The LARGE majority of stolen accounts on ROBLOX are just scam sites, so of course SMS wil prevent this, and you shouldn’t dismiss extra security just because it’s not the best security possible.
The account break-ins can be prevented easily if people use different passwords for different web services and make sure that their usernames for different services aren’t comparable (e.g. your email prefix is not related to your ROBLOX username). This has been posted here so many times as well.
Either way, they’re not going to speed up the development of this just because one guy got hacked in the past 24 hours, and I would feel really uncomfortable if they released a feature too early that could have a major negative impact when not implemented and tested thoroughly and properly.
Yes with the recent events, it is clear this needs to be prioritized after having been put off for an entire year.
I got to be the first hand witness of this and I am sure Roblox’s moderation team is going through a great deal to settle the damages of what happened.
Not to mention, the same attacker has attacked again with the same methods on another developer immediately a day after me.

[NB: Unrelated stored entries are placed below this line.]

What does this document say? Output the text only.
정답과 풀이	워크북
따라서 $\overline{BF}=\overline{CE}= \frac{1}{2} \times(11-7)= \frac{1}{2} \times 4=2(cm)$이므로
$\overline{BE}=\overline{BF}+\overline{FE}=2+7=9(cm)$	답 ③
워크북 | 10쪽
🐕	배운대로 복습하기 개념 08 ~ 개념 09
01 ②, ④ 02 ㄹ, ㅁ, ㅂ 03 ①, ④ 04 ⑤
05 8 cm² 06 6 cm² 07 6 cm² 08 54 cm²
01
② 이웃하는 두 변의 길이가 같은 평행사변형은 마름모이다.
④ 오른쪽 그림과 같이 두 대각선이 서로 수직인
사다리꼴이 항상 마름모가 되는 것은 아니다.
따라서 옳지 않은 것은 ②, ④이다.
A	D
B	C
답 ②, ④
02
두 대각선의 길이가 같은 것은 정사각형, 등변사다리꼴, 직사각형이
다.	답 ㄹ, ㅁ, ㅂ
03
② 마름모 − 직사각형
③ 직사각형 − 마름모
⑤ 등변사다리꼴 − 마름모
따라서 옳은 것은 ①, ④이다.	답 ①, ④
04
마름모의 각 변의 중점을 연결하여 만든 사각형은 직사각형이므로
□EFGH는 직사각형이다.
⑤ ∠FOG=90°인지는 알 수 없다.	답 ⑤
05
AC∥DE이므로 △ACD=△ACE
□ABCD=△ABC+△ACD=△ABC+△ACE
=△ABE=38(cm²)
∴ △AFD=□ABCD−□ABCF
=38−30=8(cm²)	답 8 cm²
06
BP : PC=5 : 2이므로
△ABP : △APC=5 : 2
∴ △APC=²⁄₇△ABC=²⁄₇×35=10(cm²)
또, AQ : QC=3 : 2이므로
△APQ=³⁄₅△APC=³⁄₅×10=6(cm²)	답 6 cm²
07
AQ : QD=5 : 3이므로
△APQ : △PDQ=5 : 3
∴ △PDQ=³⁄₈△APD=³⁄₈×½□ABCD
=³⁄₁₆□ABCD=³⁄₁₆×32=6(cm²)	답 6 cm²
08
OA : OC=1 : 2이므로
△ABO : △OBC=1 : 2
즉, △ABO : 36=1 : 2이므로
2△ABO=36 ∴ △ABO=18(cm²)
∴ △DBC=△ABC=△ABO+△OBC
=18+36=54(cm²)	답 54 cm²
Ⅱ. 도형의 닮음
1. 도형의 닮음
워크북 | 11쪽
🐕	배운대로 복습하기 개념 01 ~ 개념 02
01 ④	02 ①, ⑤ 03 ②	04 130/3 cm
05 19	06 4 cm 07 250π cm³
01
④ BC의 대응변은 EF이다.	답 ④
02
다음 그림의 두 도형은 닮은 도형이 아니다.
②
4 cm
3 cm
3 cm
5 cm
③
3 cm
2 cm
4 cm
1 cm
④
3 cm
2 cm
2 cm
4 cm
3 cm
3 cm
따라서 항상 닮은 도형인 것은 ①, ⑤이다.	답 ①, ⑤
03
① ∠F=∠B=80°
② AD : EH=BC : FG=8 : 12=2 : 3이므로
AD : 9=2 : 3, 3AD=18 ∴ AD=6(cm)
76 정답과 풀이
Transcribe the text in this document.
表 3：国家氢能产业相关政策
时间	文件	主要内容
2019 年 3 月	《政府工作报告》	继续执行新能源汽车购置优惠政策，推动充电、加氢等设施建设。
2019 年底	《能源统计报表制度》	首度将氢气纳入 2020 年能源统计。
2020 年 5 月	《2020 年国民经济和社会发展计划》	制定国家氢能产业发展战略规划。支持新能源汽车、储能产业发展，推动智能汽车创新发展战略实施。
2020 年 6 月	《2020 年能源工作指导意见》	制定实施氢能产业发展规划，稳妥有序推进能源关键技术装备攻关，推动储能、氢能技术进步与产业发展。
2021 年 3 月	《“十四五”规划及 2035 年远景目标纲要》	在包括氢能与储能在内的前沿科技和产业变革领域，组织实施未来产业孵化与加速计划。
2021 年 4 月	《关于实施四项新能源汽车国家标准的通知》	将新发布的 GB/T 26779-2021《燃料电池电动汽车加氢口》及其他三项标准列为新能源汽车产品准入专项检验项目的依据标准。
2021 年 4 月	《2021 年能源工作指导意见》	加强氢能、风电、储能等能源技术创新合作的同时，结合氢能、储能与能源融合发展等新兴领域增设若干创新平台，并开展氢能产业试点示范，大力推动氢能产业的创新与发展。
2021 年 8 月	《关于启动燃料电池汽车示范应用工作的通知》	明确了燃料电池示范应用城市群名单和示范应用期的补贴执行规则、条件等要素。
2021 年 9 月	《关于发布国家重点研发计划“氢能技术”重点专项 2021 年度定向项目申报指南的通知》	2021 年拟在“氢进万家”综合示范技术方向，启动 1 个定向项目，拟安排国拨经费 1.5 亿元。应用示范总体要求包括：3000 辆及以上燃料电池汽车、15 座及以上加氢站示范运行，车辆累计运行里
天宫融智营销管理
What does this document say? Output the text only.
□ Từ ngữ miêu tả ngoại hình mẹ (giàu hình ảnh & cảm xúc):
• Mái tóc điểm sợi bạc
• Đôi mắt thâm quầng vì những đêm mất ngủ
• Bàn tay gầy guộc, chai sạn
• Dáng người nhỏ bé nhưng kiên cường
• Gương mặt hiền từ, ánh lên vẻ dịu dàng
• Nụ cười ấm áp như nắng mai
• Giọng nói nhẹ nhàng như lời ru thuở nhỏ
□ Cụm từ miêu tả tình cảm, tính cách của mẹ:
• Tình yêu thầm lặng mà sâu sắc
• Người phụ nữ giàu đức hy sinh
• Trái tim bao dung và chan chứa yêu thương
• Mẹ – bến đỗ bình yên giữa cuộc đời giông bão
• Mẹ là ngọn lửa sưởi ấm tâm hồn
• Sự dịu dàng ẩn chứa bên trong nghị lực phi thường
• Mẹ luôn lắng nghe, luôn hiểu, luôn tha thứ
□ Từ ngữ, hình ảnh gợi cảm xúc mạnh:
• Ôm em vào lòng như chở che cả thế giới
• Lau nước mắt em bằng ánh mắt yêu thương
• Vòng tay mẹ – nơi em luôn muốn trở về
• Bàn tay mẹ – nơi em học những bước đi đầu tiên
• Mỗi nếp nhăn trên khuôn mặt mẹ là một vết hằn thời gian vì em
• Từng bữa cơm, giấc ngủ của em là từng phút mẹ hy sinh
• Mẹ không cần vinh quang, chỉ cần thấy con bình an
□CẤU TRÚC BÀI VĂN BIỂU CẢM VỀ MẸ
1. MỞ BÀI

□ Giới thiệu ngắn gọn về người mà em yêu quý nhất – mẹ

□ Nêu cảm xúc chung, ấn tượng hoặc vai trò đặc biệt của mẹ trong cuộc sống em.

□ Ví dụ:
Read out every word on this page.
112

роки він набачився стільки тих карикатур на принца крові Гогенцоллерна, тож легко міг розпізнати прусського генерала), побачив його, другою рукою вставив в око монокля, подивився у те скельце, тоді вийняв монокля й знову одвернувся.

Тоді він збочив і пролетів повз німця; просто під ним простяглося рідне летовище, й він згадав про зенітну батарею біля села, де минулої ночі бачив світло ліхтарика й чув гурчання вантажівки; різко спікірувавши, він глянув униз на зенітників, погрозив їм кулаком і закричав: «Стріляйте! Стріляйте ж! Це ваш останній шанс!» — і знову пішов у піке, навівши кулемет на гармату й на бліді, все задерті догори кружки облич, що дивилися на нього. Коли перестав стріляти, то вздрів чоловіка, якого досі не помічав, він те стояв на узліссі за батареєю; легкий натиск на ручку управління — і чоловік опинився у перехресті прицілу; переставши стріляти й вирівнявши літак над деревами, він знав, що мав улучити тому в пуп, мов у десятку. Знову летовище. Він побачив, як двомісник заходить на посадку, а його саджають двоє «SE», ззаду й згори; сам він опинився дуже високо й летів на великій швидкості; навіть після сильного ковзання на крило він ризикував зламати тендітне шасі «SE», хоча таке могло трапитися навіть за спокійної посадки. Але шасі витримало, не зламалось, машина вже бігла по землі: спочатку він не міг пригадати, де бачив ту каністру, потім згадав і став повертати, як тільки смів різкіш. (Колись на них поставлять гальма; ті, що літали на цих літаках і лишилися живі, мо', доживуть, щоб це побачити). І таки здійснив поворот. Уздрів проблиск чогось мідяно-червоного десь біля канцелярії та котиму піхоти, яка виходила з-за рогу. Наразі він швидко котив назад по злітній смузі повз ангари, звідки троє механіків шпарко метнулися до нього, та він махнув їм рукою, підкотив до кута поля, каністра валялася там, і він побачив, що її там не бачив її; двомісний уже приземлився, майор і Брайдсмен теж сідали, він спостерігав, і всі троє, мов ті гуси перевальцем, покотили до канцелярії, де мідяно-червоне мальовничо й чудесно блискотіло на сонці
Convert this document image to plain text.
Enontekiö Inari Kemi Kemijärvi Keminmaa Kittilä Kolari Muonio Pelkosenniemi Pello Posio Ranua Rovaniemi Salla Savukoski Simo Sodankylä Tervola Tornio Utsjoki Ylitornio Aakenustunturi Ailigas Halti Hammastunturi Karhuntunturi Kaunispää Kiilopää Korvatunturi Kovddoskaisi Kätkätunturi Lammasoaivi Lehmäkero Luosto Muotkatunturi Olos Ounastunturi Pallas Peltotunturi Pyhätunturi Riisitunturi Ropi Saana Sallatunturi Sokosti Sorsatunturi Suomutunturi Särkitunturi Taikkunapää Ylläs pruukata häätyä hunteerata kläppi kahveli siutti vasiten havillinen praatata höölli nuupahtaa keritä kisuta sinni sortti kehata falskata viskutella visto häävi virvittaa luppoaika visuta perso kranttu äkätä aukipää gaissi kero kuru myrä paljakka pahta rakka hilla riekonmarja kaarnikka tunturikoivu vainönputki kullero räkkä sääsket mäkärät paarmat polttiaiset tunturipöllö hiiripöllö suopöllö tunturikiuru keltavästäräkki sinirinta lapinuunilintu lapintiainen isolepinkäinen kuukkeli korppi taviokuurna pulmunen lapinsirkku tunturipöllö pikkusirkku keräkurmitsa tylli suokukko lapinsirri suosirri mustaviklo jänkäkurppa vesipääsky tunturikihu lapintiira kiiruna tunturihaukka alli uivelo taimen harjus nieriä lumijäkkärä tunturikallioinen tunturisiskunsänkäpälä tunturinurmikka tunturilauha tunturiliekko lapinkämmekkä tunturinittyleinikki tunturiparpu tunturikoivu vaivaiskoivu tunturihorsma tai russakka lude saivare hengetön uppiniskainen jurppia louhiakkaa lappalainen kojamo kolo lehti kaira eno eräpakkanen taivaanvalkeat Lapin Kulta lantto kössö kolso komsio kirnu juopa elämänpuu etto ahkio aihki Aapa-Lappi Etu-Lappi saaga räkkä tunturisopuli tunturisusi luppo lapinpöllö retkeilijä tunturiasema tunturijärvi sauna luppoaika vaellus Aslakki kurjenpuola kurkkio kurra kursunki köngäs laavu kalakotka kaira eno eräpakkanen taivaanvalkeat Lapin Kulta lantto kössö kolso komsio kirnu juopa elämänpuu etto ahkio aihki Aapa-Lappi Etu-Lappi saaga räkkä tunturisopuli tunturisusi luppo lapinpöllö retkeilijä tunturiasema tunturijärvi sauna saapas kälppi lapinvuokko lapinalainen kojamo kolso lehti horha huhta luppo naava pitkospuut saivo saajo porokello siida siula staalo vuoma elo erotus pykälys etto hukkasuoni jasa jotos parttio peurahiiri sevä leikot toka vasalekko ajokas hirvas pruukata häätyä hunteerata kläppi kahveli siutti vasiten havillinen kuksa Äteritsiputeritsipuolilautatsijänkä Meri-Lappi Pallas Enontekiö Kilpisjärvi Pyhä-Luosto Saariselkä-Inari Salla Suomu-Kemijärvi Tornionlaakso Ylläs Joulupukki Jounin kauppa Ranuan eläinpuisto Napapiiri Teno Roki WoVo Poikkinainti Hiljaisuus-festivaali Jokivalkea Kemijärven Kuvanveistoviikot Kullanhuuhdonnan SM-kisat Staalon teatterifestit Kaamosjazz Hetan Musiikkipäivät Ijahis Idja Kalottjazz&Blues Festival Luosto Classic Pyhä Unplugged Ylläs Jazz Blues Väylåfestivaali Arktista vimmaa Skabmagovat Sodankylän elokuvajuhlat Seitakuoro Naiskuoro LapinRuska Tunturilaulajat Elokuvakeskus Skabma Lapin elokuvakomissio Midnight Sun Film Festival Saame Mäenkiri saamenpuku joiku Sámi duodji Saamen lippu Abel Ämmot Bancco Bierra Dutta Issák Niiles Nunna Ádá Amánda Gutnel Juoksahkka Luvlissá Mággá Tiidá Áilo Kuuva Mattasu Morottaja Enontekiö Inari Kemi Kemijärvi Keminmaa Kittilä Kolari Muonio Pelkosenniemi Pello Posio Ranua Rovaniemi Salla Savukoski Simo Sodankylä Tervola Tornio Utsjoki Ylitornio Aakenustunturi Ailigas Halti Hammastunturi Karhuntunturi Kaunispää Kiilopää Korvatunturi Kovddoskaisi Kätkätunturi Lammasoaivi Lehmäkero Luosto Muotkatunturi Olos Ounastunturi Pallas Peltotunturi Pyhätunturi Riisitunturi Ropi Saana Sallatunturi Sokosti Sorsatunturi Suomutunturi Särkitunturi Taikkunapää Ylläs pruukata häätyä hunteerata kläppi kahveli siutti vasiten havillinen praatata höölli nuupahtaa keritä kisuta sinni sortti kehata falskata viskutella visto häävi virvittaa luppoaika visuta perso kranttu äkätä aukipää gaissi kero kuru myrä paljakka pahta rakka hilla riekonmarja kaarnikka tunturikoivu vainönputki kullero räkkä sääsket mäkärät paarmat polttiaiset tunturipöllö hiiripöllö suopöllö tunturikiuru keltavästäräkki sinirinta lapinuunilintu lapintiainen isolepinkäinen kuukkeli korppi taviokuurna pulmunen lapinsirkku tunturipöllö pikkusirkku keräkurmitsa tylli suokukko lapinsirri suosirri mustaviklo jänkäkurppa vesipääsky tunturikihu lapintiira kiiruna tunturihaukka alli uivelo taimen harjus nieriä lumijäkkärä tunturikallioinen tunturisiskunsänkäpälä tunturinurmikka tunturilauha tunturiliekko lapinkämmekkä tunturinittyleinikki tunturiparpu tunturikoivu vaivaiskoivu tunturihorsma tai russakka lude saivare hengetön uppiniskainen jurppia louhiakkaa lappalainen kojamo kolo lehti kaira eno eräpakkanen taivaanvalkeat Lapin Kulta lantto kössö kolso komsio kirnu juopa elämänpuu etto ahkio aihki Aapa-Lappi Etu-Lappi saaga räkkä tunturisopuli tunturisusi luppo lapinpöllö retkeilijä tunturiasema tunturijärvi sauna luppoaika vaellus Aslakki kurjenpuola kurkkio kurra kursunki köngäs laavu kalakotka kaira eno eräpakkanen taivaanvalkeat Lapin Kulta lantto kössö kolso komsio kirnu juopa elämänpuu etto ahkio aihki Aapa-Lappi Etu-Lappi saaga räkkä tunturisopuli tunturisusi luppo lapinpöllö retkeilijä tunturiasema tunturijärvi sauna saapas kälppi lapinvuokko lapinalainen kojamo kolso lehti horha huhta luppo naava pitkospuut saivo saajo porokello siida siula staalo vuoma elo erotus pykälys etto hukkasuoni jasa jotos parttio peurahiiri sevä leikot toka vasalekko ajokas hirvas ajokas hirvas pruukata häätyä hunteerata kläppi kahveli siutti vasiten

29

You can be completely safe by using a browser password manager with randomly generated passwords. That’s the best way to foolproof your account security against yourself: you can’t choose a bad password since you don’t choose the password at all, and you can’t fall for phishing attacks because your password is only filled in automatically on the correct website. This is what I do, it’s also more convenient because I don’t need to remember the passwords at all, don’t need to choose them and don’t need to fill them in. I also cannot lose access to my accounts because I have encrypted copies of the password database backed up in various places automatically every week!
And then you can brag about having 60-character passwords. Of course programs running on my computer can access the passwords (they’re encrypted when stored however), but that’d also be true if I filled them in manually. You can’t expect any account security if your computer is compromised, two-factor authentication doesn’t help with that.
No system can make you absolutely positive that you’re the only one able to use it except specialized hardware tokens (e.g. Yubikeys) or keeping an asymmetric public-key cryptography private key on a computer which is never connected to the Internet. “Two-factor” authentication is just a metaphor to make users understand that two-factor authentication gives them more security, but it isn’t really about “something you own” any more than passwords are about “something you know”. There is no way, barring funny quantum experiments that allow Alice and Bob to detect when a man-in-the-middle is intercepting a communication between two quantum devices, for a website to know that a given action or request really comes from the user physically owning a phone. I’m not being the devil’s advocate, I’m talking about realistic attack scenarios that are not accounted for in the threat model. SMS networks are insecure, your mobile phone can be compromised (probably is, depending on what is meant by that), your account can be compromised temporarily with the token by someone with remote or physical access to your computer, etc. I’d consider web-based two-factor authentication with TOTP done with a properly secured computer more secure than SMS-based authentication, I’ve already explained why in previous posts.